Starting in the spring of '08, though, these rants were becoming more and more frequent, and more and more intense because I sensed something just wasn't right. It hadn't been right for a long while, but I was seeing signs of extremely alarming trends. Based on my addiction to books and history, Mark Twain's quote, "History might not repeat itself, but it sure does rhyme" took on even more importance. It wasn't enough for me to simply vent to co-workers and family, or the hapless politician who dared knock on my door. Increasingly I felt as though this country was on an express train speeding through the mountains, and I was a lone voice screaming "THE BRIDGE IS OUT AHEAD!" against the roar of the locomotive. Trying to get the train to slow down, proceed cautiously. To get people to STOP AND THINK! Still, I hesitated using my voice publicly. Who am I, after all, but yet another schlub with an opinion? So just stay quiet. Vote. But otherwise, keep those opinions to myself.

Except a very vivid memory popped into my head. When I was nine, my mother took me to see the Bicentenial Train when it came through town. Among the many displays was a glass-encased copy of the Declaration of Independence. My mother made a point of drawing my attention to two signatures on the bottom of the document:
Richard Henry Lee, and Francis Lightfoot Lee.

"Those are your ancestors," she told me.

Though I wasn't old enough to quite understand the significance of this, it still impressed me. Now that I was old enough to comprehend, I began to feel guilty.

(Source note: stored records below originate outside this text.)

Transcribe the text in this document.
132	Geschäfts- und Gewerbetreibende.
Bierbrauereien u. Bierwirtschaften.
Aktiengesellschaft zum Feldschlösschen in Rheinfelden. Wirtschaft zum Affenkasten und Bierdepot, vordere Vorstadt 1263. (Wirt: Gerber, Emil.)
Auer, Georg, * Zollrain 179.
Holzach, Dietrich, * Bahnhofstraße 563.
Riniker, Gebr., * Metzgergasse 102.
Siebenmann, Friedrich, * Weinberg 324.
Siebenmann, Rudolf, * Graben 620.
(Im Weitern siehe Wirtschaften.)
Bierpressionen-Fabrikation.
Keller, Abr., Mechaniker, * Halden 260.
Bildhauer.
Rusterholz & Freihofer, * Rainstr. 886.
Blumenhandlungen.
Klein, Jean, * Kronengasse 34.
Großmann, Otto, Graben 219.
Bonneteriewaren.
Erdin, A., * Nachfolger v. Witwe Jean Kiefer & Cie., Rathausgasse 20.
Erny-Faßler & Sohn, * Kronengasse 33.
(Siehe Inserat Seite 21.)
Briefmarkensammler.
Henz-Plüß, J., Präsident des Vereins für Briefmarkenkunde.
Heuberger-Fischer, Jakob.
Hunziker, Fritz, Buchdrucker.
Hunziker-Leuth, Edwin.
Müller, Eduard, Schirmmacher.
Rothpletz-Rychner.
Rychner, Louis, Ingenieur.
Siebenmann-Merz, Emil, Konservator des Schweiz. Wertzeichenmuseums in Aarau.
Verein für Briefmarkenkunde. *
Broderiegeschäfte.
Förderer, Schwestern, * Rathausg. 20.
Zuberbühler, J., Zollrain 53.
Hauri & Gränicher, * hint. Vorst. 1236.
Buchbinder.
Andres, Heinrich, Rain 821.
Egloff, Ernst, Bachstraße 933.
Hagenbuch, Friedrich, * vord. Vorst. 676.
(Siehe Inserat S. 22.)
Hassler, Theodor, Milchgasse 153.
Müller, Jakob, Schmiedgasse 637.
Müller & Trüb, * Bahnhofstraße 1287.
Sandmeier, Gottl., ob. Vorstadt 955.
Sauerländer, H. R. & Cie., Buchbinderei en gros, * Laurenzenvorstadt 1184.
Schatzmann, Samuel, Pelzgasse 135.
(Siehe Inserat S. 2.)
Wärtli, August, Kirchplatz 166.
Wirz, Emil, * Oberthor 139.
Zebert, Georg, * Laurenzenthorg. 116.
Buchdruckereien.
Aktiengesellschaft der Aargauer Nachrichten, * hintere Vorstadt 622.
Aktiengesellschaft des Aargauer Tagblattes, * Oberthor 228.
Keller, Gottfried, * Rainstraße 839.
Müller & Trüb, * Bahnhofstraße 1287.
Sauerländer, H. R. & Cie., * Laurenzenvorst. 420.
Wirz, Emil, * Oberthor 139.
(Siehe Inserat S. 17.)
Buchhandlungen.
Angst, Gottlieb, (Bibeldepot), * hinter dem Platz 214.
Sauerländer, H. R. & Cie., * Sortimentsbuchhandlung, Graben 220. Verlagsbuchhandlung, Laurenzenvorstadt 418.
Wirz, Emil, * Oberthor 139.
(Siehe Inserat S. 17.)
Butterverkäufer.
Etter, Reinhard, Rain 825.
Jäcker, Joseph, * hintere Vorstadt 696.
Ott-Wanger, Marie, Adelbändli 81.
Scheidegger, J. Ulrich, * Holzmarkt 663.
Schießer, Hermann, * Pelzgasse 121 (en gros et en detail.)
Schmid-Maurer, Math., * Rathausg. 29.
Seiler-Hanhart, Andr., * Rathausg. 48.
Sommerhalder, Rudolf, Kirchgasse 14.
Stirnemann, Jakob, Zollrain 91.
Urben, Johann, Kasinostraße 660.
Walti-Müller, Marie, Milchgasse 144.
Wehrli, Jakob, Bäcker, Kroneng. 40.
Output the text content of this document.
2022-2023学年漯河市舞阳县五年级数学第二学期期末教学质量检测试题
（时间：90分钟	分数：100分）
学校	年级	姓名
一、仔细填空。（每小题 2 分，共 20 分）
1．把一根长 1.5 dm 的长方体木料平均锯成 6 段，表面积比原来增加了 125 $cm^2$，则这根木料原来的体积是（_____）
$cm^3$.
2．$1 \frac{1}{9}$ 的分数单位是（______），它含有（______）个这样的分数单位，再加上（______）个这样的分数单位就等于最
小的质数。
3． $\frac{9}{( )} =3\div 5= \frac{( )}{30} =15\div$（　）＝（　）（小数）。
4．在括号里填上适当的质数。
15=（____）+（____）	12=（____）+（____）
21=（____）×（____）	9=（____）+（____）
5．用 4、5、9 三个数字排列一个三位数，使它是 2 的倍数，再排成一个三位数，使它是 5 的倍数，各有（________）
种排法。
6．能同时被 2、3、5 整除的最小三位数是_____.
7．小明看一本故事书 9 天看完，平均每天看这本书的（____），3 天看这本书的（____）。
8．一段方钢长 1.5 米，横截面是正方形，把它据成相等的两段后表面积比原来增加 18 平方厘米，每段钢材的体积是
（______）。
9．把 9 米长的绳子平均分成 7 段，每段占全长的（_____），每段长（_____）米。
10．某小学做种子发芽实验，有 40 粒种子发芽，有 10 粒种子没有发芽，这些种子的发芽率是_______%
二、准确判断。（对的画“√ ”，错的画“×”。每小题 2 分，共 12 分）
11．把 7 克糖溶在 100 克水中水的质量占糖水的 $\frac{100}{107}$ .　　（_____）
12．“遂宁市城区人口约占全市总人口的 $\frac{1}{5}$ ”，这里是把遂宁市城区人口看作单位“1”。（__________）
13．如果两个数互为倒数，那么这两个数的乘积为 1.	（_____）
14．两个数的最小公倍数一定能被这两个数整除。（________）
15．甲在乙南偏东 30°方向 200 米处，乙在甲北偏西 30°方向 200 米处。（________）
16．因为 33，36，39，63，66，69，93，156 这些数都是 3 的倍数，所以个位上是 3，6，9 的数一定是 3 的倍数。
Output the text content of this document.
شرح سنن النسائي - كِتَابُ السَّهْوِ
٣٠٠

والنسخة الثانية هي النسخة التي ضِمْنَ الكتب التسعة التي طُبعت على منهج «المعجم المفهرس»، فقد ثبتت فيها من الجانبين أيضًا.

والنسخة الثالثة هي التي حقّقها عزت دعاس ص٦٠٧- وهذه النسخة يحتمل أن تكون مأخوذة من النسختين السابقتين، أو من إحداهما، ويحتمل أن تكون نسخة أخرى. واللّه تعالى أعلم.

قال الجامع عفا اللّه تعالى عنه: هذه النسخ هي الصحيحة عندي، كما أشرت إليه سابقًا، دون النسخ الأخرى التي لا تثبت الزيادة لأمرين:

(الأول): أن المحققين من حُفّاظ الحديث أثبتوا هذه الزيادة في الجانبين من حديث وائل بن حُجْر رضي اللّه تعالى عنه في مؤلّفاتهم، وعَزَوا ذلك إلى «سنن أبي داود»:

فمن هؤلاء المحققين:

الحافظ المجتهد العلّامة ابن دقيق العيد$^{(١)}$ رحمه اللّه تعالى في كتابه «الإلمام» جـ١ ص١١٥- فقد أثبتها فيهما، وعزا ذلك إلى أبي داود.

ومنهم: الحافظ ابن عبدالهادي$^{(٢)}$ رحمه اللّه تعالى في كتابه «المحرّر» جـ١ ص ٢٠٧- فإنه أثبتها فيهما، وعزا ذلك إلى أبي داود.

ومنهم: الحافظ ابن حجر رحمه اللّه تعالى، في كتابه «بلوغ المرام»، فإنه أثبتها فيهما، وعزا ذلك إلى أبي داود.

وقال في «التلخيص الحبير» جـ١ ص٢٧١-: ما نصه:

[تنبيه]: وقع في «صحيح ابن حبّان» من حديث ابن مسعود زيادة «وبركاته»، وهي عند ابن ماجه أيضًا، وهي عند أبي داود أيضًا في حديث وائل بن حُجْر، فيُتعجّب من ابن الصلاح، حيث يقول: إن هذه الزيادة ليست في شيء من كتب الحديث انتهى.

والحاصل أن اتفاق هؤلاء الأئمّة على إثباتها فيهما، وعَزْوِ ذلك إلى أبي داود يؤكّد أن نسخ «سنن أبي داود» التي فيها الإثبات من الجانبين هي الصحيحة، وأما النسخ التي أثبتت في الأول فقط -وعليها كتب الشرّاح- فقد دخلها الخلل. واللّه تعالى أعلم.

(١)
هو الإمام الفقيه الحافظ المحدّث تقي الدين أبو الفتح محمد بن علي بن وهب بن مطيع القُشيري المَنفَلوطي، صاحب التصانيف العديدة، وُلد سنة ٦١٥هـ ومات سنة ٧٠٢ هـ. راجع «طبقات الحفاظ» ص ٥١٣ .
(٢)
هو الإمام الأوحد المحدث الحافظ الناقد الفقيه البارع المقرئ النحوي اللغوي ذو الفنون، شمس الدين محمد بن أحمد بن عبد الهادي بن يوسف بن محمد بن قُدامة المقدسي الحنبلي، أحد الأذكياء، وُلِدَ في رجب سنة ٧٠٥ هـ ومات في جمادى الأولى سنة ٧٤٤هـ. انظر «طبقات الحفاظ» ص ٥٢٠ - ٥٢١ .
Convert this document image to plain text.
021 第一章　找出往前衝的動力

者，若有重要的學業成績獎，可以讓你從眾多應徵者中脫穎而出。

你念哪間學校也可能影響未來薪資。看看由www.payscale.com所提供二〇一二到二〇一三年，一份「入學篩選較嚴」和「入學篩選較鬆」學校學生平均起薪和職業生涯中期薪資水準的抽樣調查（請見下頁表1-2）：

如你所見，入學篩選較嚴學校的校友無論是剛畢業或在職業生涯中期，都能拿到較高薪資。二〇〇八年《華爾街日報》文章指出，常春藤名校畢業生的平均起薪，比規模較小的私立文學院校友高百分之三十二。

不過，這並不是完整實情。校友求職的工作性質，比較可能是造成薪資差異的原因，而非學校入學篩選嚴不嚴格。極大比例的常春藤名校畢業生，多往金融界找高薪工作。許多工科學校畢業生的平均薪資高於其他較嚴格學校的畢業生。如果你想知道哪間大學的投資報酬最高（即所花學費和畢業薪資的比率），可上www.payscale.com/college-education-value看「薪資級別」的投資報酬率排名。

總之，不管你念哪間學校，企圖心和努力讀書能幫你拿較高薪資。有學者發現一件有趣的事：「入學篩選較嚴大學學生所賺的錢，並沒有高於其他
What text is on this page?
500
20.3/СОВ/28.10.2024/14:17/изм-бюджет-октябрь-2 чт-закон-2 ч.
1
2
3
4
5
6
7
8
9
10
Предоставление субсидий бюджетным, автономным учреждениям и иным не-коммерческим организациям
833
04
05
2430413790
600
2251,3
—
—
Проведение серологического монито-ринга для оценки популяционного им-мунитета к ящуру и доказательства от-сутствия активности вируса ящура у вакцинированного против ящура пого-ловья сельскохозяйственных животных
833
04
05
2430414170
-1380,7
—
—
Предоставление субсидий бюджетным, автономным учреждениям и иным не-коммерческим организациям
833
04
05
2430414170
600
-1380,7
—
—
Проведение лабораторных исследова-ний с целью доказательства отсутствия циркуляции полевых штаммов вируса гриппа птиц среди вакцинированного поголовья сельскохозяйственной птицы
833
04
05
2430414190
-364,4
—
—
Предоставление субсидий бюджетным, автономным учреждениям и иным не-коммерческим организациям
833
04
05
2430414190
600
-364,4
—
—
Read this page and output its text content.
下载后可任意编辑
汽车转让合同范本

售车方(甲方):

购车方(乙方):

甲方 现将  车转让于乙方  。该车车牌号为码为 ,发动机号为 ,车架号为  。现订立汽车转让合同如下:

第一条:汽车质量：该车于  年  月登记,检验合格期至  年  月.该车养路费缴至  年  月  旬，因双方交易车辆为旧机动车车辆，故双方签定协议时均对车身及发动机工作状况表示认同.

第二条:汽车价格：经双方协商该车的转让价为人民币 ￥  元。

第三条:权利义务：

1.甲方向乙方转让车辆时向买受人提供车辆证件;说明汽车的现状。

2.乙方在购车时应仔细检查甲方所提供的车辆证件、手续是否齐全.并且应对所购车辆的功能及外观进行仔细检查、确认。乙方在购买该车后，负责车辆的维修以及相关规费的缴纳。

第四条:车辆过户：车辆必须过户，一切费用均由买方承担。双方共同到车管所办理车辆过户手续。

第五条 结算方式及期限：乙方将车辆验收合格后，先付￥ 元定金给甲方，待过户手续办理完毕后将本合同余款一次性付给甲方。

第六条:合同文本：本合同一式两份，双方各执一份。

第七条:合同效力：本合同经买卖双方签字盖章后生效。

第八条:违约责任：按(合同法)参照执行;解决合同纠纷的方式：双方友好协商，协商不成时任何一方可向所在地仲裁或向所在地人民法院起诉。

Through my veins flows the blood of two men who had mutally pledged to each other their lives, their fortunes and their sacred honor. And was not my remaining silent dishonoring them?

I began seeking out avenues on the internet, but I found the various established venues frustrating or restricting.

Thus the purpose behind this blog. Here I can add my individual voice and my bark to the packs of guard dogs defending the individual rights of my fellow Americans.